If there’s one thing I’ve discovered, being like me, it’s that words are magical things. If you put them together right, they can heal. They can inspire. They can change your life.
***
Arthur Hendricks sat on the side of the road with his dog Masie, a cardboard sign out in front of him that said “SPARE CHANGE?” It was cold out, and just starting to rain. He wore an old, muddy jacket, and sat hunched over, trying to shelter himself from the wind.
Arthur Hendricks’ life had once been much different. He was loud and exuberant and jovial, with a large group of friends and a penchant for alcohol. But everything changed when he came in late to work with a hangover for the fourth time in a week. He lost his job, then his friends, then his home. His life slid out from under him, and the only thing he had left was Masie.
People didn’t flock to his charismatic presence anymore. People didn’t even seem to realize that he existed. He was just another fixture of the street, like a trash can or a lamp post. Every time someone passed him without even a glance, his heart broke a little more.
I don’t understand how people do that. How they can see someone as less than human, just another object on the street. So I sat down beside him on the sidewalk. He stared at me, suspicious.

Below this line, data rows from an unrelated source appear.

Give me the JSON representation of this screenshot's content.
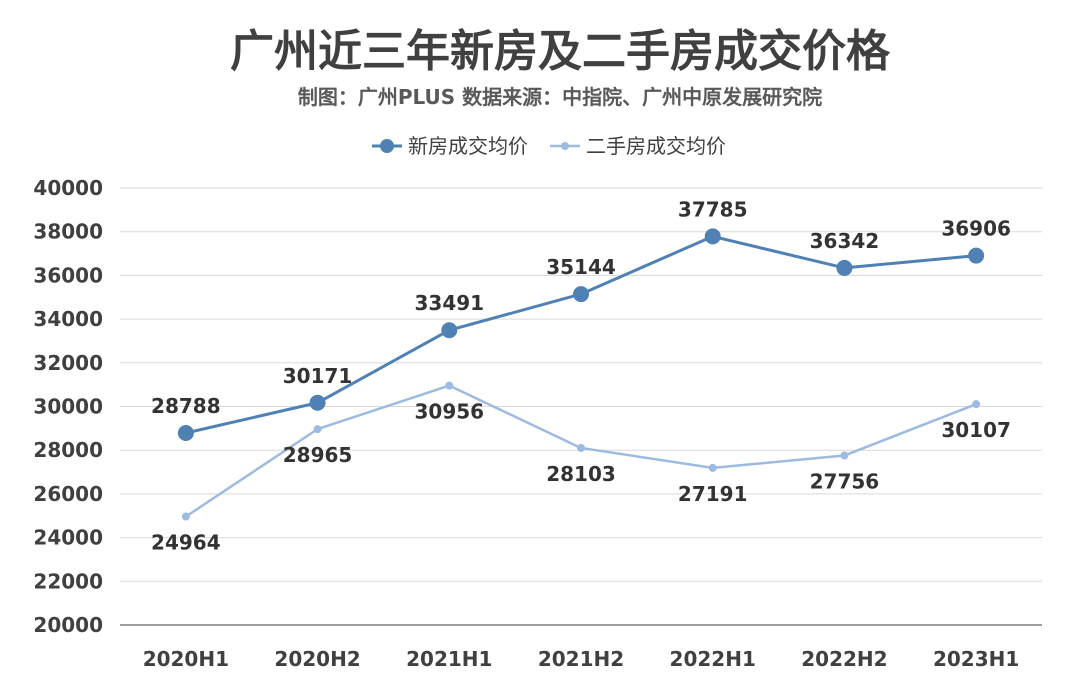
{
  "chart_data": {
    "type": "line",
    "title": "广州近三年新房及二手房成交价格",
    "subtitle": "制图：广州PLUS  数据来源：中指院、广州中原发展研究院",
    "categories": [
      "2020H1",
      "2020H2",
      "2021H1",
      "2021H2",
      "2022H1",
      "2022H2",
      "2023H1"
    ],
    "series": [
      {
        "name": "新房成交均价",
        "values": [
          28788,
          30171,
          33491,
          35144,
          37785,
          36342,
          36906
        ],
        "color": "#4f81b4",
        "label_position": "above"
      },
      {
        "name": "二手房成交均价",
        "values": [
          24964,
          28965,
          30956,
          28103,
          27191,
          27756,
          30107
        ],
        "color": "#9dbbe0",
        "label_position": "below"
      }
    ],
    "ylim": [
      20000,
      40000
    ],
    "yticks": [
      20000,
      22000,
      24000,
      26000,
      28000,
      30000,
      32000,
      34000,
      36000,
      38000,
      40000
    ],
    "grid": true,
    "legend_position": "top-center"
  }
}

“Can I pet your dog?” I asked.
He cocked his head, confused, but he gave a nod.
Arthur Hendricks wasn’t a loud person anymore. He hardly spoke at all, his tongue weighed down by the pain written into his story.
I didn’t talk to him, either. I just sat there, stroking Masie’s matted fur. Slowly, minute by minute, the silence radiating from him turned from suspicious and hostile to accepting and almost grateful.
I don’t know how long we were there, but when the shadows began to lengthen on the street, I looked up into Arthur Hendricks’ face.
He smiled at me. Just a brief movement of his lips, a gentle sparkle in his eyes, but it was there. A smile like the sun peeking through a break in the clouds. A smile like a little ray of hope, of kindness, of human compassion.
I smiled back at him, then stood up. I fished a twenty-dollar bill out of my pocket and handed it to him. He looked at it in surprise, and in the crease of his brow, I could see his story begin to change.
“Good luck, Arthur Hendricks,” I said. Then I walked off down the street.
I could feel his eyes on my all the way down the block. Eyes smiling softly in the growing twilight.
***
I never saw Arthur Hendricks again. I don’t know what happened to him and Masie. I don’t know what happened next in their story.
But sometimes, people just need a friend. Someone to comfort them when they feel low. Where Ellie MacDonald needed words, he needed kindness. It’s small acts like this, I’ve realized, that can change the course of people’s lives.
***
There are countless other stories like those of Ellie MacDonald and Arthur Hendricks. I see them everywhere I go, every time I go out into the world. You never know where your story goes, or if it will slip out of your control. There is so much frustration, so much fear, so much pain, but that’s what makes it a good story.
And of course, when things get really, really bad, there’s always hope. There are words to make you brave, and kindness to heal your wounds.
That’s why I do what I do. I think I was given this ability for a reason. Like I said, I don’t think it’s a superpower. I don’t belong on a pedestal. I just want to help as many people as I can.
Everyone has a story. And I’m here to help them write it.